ECS243 Code Generation

Im Gegensatz zum letzten Kurs passt ECS243 exakt in mein Interessengebiet. Es ist wieder ein kleiner Kurs mit nur 4 Studenten und wir haben dort viele Möglichkeiten uns mit den neusten und aufregendsten Entwicklungen und Forschungsthemen auseinanderzusetzen.

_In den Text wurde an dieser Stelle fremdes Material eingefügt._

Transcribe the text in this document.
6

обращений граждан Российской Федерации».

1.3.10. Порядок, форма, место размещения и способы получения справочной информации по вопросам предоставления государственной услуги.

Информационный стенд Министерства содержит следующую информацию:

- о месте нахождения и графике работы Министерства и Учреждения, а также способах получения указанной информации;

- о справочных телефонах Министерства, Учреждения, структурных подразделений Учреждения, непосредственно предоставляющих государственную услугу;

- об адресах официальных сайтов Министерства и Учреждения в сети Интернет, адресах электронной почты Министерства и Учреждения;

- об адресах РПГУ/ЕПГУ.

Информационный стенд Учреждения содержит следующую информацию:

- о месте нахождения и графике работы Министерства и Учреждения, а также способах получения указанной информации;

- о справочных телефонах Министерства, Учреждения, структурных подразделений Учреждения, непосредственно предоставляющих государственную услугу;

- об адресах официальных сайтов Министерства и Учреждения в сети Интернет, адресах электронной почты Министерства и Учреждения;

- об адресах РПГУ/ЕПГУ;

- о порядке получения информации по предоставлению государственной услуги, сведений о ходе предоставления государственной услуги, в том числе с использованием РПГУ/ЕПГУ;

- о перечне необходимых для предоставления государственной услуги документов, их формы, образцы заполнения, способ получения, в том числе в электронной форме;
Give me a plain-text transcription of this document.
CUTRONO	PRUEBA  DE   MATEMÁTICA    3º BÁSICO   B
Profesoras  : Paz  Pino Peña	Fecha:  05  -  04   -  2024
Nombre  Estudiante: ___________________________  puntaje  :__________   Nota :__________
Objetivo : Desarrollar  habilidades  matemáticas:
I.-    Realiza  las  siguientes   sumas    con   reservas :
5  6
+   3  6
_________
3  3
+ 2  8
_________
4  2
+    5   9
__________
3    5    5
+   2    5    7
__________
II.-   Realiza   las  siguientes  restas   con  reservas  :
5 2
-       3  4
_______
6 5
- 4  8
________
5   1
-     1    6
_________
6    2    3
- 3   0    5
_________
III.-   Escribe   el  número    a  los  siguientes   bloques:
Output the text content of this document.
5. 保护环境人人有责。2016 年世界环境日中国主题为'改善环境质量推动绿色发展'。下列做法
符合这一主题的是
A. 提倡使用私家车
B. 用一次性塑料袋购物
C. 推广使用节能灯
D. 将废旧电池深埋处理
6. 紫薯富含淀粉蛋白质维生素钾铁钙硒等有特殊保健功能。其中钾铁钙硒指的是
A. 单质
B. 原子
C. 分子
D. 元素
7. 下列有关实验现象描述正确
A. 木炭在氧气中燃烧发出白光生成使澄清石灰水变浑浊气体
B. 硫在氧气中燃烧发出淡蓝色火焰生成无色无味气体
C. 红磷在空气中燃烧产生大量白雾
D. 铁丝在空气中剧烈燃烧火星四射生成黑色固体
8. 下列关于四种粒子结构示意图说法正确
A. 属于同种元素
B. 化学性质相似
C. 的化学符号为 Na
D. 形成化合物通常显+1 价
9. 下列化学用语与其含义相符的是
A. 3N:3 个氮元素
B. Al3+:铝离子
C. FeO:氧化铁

FMS125 Spaghetti-Western/Italian-American Cinema

Neben den Computern gibt es natürlich noch sehr viel mehr, was man an der University of California in Davis studieren kann. Die Wahl war wirklich nicht leicht, aber letztendlich wollte ich dann doch noch mal etwas ganz ungewöhnliches nehmen. In Psychologie und Philosophie kann man sich ja vielleicht immer noch mit einem guten Buch einlesen, aber wann hat man schon mal die Möglichkeit, "Spaghetti-Western" zu studieren? Das ist kein Scherz, sondern ein ernsthafter Kurs hier an der Uni, der im Wesentlichen daraus besteht, einmal in der Woche in der Vorlesung einen Film zu gucken, sich dann etwas über den Regisseur zu unterhalten und ein Essay zu schreiben.

University of California, Davis

Am Ende muss ich noch eine Sache zur Uni im Allgemeinen schreiben. Als ich hier ankam, waren meine ersten Gedanken "Ach, die kochen hier auch nur mit Wasser". Später dann habe ich die ganzen Unterschiede kennen- und schätzen gelernt und dachte mir, dass die Universität Potsdam und die UC Davis auf jedenfalls unterschiedlich und beide auf ihre Art interessant sind. Mittlerweile muss ich allerdings doch leider zugeben, dass die University of California in Davis schon mindestens zwei Klassen besser ist als die Uni Potsdam oder selbst die Humboldt Uni in Berlin. Alles ist hier so groß und professionell, wie es in Deutschland aufgrund des fehlenden Geldes nicht möglich ist und wahrscheinlich auch nie sein wird. Erst vor ein paar Tagen habe ich im Music Department Proberäume mit Instrumenten entdeckt, die man als Student kostenlos nutzen kann. Es gibt unendlich viele Studentenklubs, Events, Aktivitäten und Vereine. Was Sport angeht sind die Möglichkeiten hier quasi nicht zu vergleichen mit Deutschland. Der Campus ist riesig und in einem ausgezeichneten Zustand mit etlichen Grünflächen, Bänken, Lernräumen, mehreren Bibliotheken, Mensen, Läden, etc. etc. Ich muss gestehen, dass, wenn ich gerade frisch vom Gymnasium kommen würde, mir ein Studium an der UC in Davis lieber wäre als an jeder deutschen Uni. Fairerweise muss ich natürlich sagen, dass das alles auch seinen Preis hat: Als Nicht-Kalifornier kostet das Studium an der UC Davis momentan 35.958 Dollar pro Jahr.

Abseits des Studiums

Dieses Wochenende bin ich endlich wieder in San Francisco. Dieses Mal allerdings kommt meine Freundin mit und wir haben schon so einige Ideen, was wir denn so alles sehen wollen. Ich freue mich jedenfalls schon darauf.